La chose était blessée. Eh bien, oui, évidemment… elle aurait dû être morte ! Catherine avait vu l’intérieur de son corps sous sa peau et son cerveau sous son crâne. Qu’est-ce qui aurait pu faire cela à un être humain, et quel être humain aurait pu y survivre ?

Rentre à la maison, s’ordonna Catherine. À la maison de Mémé Peggy. Quoi qu’elle décide de faire – appeler la police ou bien une ambulance –, elle pourrait le faire de là-bas.

À la maison, elle pourrait penser.

À la maison, elle pourrait verrouiller les portes.

Elle les verrouilla et chercha de quoi se calmer sur les étagères de la cuisine. Elle dénicha une carafe en verre taillé remplie aux deux tiers d’eau-de-vie de pêche, « pour les nuits d’insomnie », disait Mémé Peggy. Catherine en avala l’équivalent d’un bon verre directement au goulot. Elle sentit le liquide lui réchauffer les entrailles comme une vaillante petite chaudière.
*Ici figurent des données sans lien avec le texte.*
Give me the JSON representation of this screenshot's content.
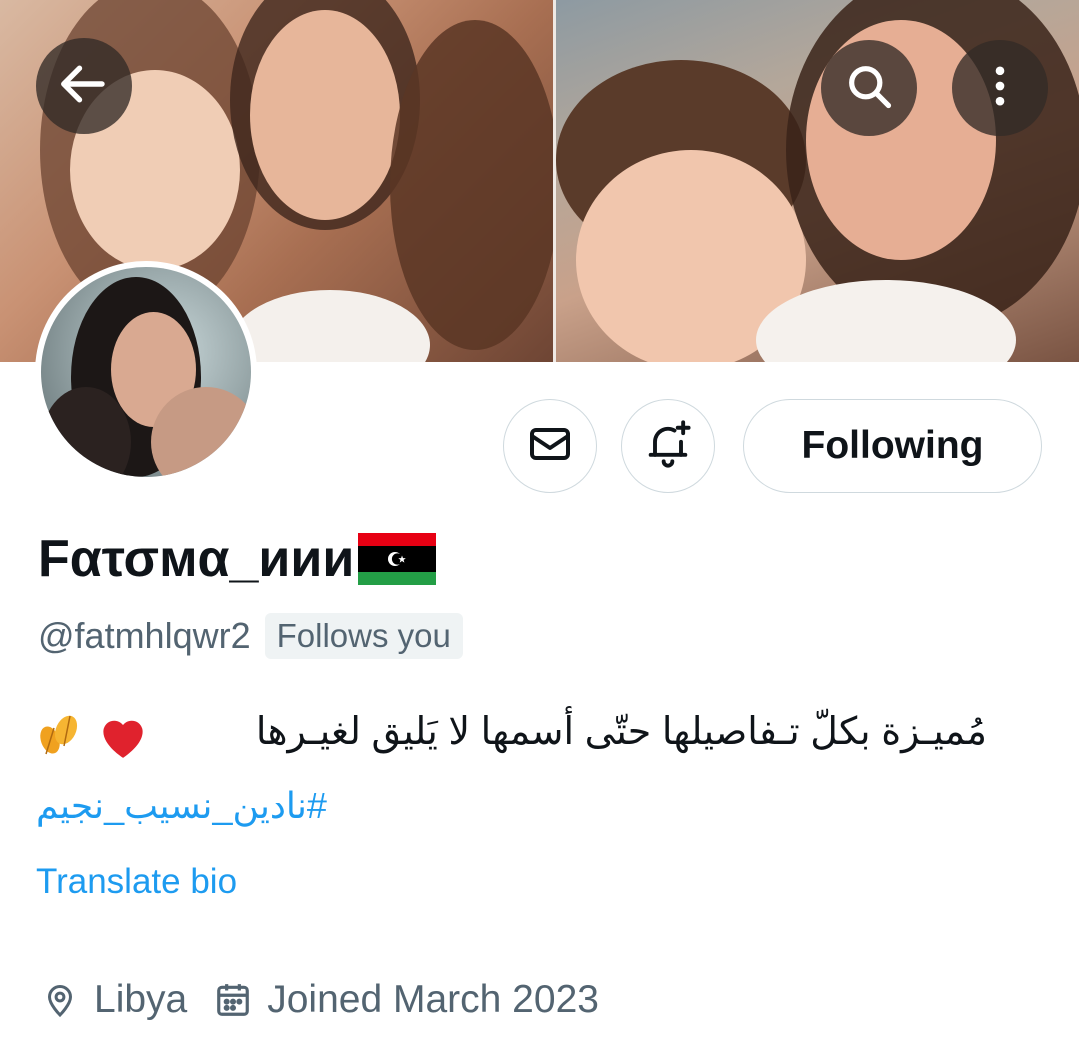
{
  "header": {
    "back_icon": "arrow-left-icon",
    "search_icon": "search-icon",
    "more_icon": "more-vertical-icon"
  },
  "profile": {
    "display_name": "Fατσмα_иии",
    "name_emoji": "libya-flag",
    "handle": "@fatmhlqwr2",
    "follows_you_badge": "Follows you",
    "bio": "مُميـزة بكلّ تـفاصيلها حتّى أسمها لا يَليق لغيـرها",
    "bio_emojis": [
      "red-heart",
      "autumn-leaves"
    ],
    "hashtag": "#نادين_نسيب_نجيم",
    "translate_label": "Translate bio",
    "location": "Libya",
    "joined": "Joined March 2023"
  },
  "actions": {
    "message_icon": "envelope-icon",
    "notify_icon": "bell-plus-icon",
    "following_label": "Following"
  },
  "colors": {
    "link": "#1d9bf0",
    "secondary_text": "#536471",
    "primary_text": "#0f1419",
    "border": "#cfd9de"
  }
}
Elle alla dans la salle de bains du rez-de-chaussée essuyer le sang sur ses bras et vaporiser de l’antiseptique sur la dentelle de ses coupures. Sa chemise était déchirée : elle en changea. Elle se lava la figure et les mains.

Elle fit ensuite le tour de l’étage pour revérifier les portes, s’arrêta au passage devant le téléphone. Je devrais sans doute appeler quelqu’un, se dit-elle.

Les secours d’urgence ?

La police de Belltower ?

Mais pour leur dire quoi ?

Elle y réfléchit plusieurs minutes, paralysée par l’indécision, jusqu’à ce qu’une nouvelle idée se fraye un chemin en elle. Une impulsion, mais raisonnable. Elle ressortit la carte de visite de Doug Archer d’un tiroir du bureau et composa le numéro inscrit sur celle-ci.